The center’s opening couldn’t have come at a better time. Many hospitals that previously had city contracts to treat rape victims at no cost to the patient have dropped out of the program because of a new, more time-consuming evidence-gathering procedure mandated by the state that went into effect July 1. The remaining hospitals in the program are experiencing dramatic increases in the number of rape cases treated.

Furthermore, with hospital social-worker staffs already cut back to bare minimums, services like the Trauma Center’s 24-hour rape advocate teams are that much more valuable. Hospital social workers aren’t available nights or weekends.

Before Gallers’ program began, “you had to get raped during business hours if you were going to get any psychological counseling at a hospital,” she said.

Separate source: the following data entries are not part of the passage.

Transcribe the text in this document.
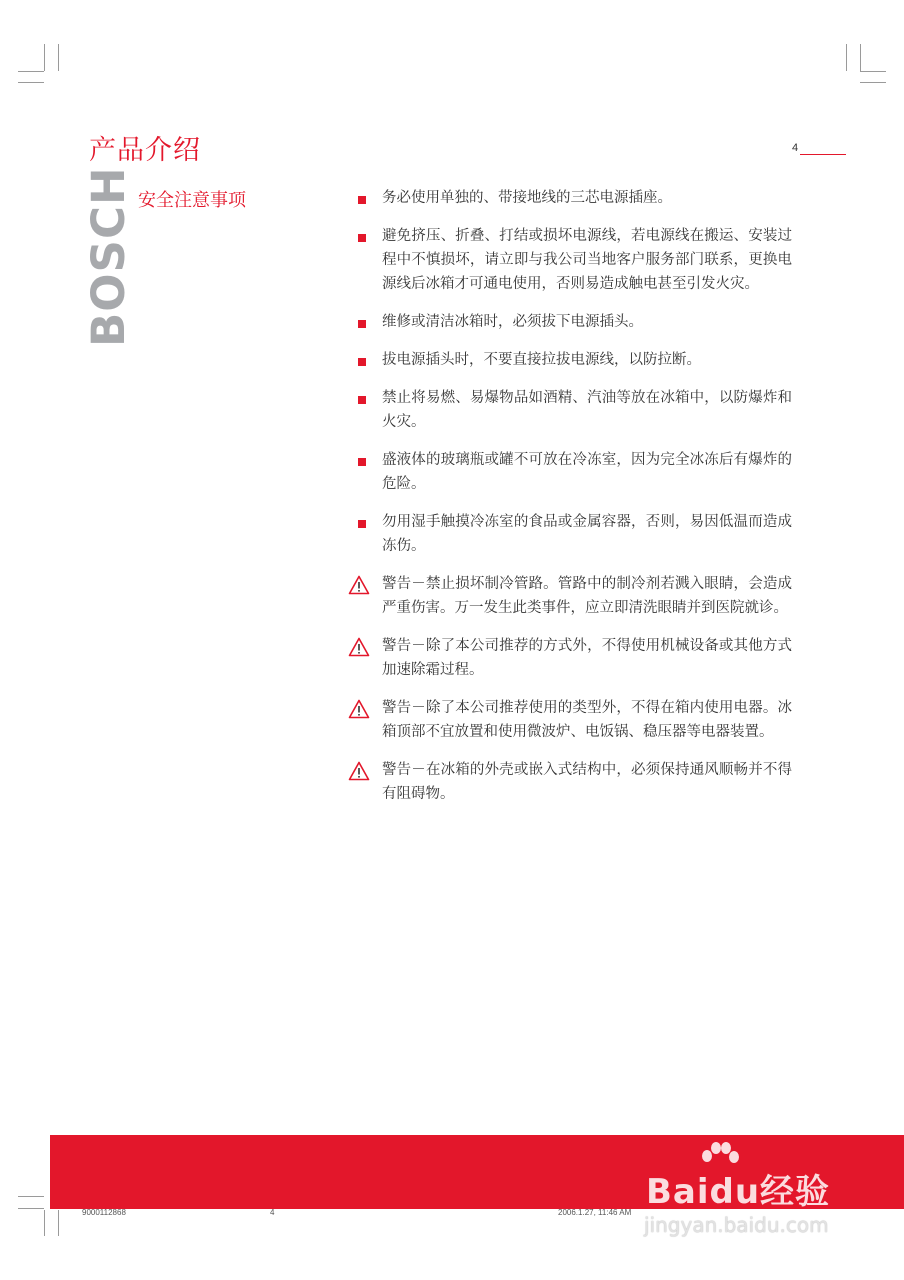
产品介绍	4
BOSCH 安全注意事项	务必使用单独的、带接地线的三芯电源插座。
避免挤压、折叠、打结或损坏电源线，若电源线在搬运、安装过程中不慎损坏，请立即与我公司当地客户服务部门联系，更换电源线后冰箱才可通电使用，否则易造成触电甚至引发火灾。
维修或清洁冰箱时，必须拔下电源插头。
拔电源插头时，不要直接拉拔电源线，以防拉断。
禁止将易燃、易爆物品如酒精、汽油等放在冰箱中，以防爆炸和火灾。
盛液体的玻璃瓶或罐不可放在冷冻室，因为完全冰冻后有爆炸的危险。
勿用湿手触摸冷冻室的食品或金属容器，否则，易因低温而造成冻伤。
警告－禁止损坏制冷管路。管路中的制冷剂若溅入眼睛，会造成严重伤害。万一发生此类事件，应立即清洗眼睛并到医院就诊。
警告－除了本公司推荐的方式外，不得使用机械设备或其他方式加速除霜过程。
警告－除了本公司推荐使用的类型外，不得在箱内使用电器。冰箱顶部不宜放置和使用微波炉、电饭锅、稳压器等电器装置。
警告－在冰箱的外壳或嵌入式结构中，必须保持通风顺畅并不得有阻碍物。
9000112868	4	2006.1.27, 11:46 AM
Baidu经验
jingyan.baidu.com
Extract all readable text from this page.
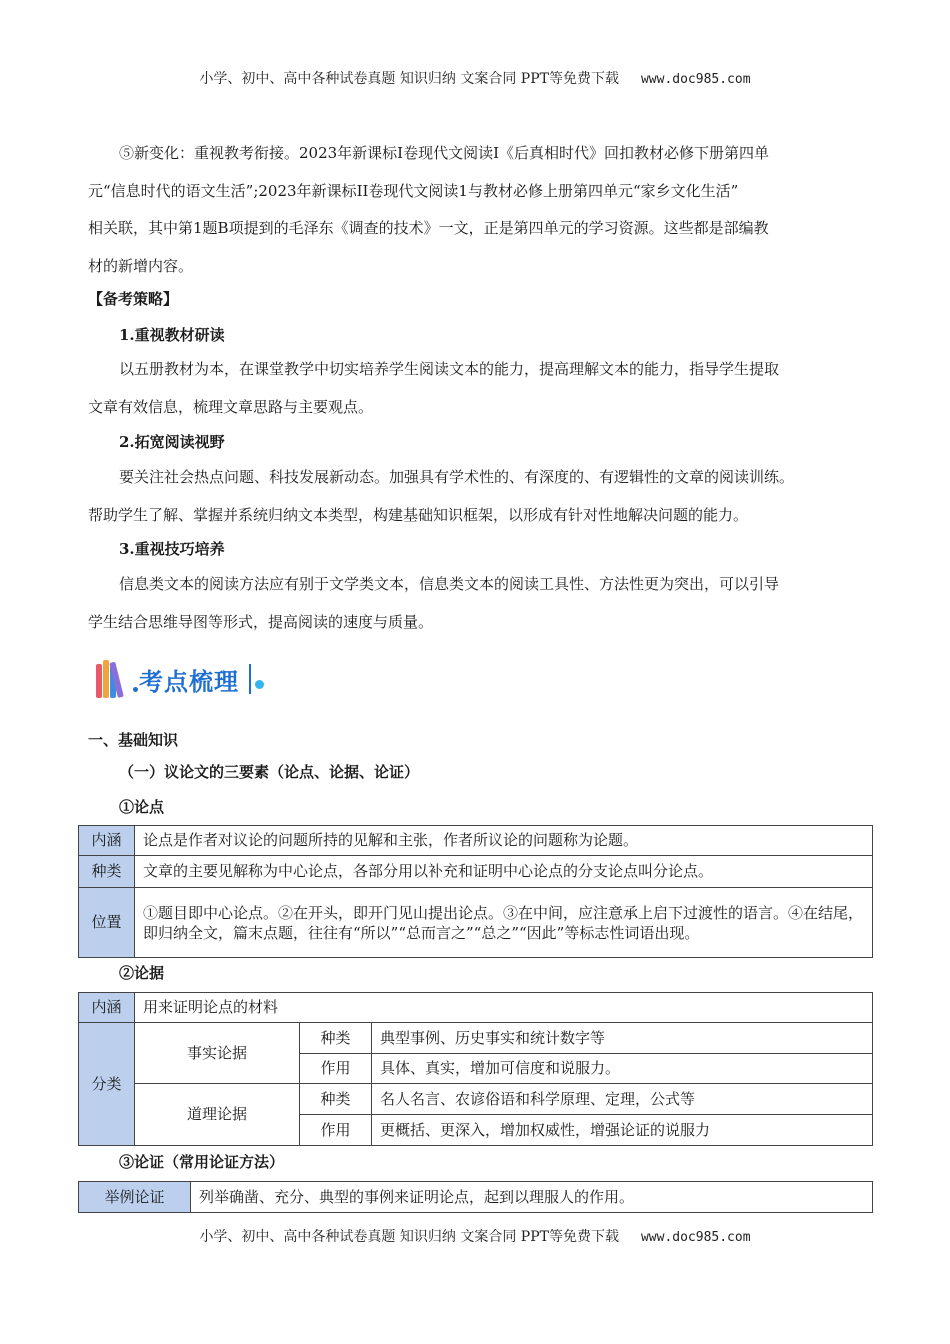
小学、初中、高中各种试卷真题 知识归纳 文案合同 PPT等免费下载 www.doc985.com
⑤新变化：重视教考衔接。2023年新课标I卷现代文阅读I《后真相时代》回扣教材必修下册第四单
元“信息时代的语文生活”;2023年新课标II卷现代文阅读1与教材必修上册第四单元“家乡文化生活”
相关联，其中第1题B项提到的毛泽东《调查的技术》一文，正是第四单元的学习资源。这些都是部编教
材的新增内容。
【备考策略】
1.重视教材研读
以五册教材为本，在课堂教学中切实培养学生阅读文本的能力，提高理解文本的能力，指导学生提取
文章有效信息，梳理文章思路与主要观点。
2.拓宽阅读视野
要关注社会热点问题、科技发展新动态。加强具有学术性的、有深度的、有逻辑性的文章的阅读训练。
帮助学生了解、掌握并系统归纳文本类型，构建基础知识框架，以形成有针对性地解决问题的能力。
3.重视技巧培养
信息类文本的阅读方法应有别于文学类文本，信息类文本的阅读工具性、方法性更为突出，可以引导
学生结合思维导图等形式，提高阅读的速度与质量。
考点梳理
一、基础知识
（一）议论文的三要素（论点、论据、论证）
①论点
内涵	论点是作者对议论的问题所持的见解和主张，作者所议论的问题称为论题。
种类	文章的主要见解称为中心论点，各部分用以补充和证明中心论点的分支论点叫分论点。
位置	①题目即中心论点。②在开头，即开门见山提出论点。③在中间，应注意承上启下过渡性的语言。④在结尾，即归纳全文，篇末点题，往往有“所以”“总而言之”“总之”“因此”等标志性词语出现。
②论据
内涵	用来证明论点的材料		
分类	事实论据	种类	典型事例、历史事实和统计数字等
		作用	具体、真实，增加可信度和说服力。
	道理论据	种类	名人名言、农谚俗语和科学原理、定理，公式等
		作用	更概括、更深入，增加权威性，增强论证的说服力
③论证（常用论证方法）
举例论证	列举确凿、充分、典型的事例来证明论点，起到以理服人的作用。
小学、初中、高中各种试卷真题 知识归纳 文案合同 PPT等免费下载 www.doc985.com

“We’ve tried to sensitize our nurses,” said Natalie Heyman, social-service director at Olive View Medical Center, a county hospital in Sylmar that still treats rape victims free.

Life and Death

“But, in an emergency room, when you have gunshot wounds, motorcycle accidents and heart attacks--life and death situations--they’re going to take precedence.” Since many rape victims don’t appear to be physically hurt, “in an emergency room it doesn’t look like they need any attention,” she added.

The problem is, explained Rochelle Coffey, director of Pasadena’s rape crisis hot line, “for the rape survivor to have an exam at the hospital is often like a second assault.”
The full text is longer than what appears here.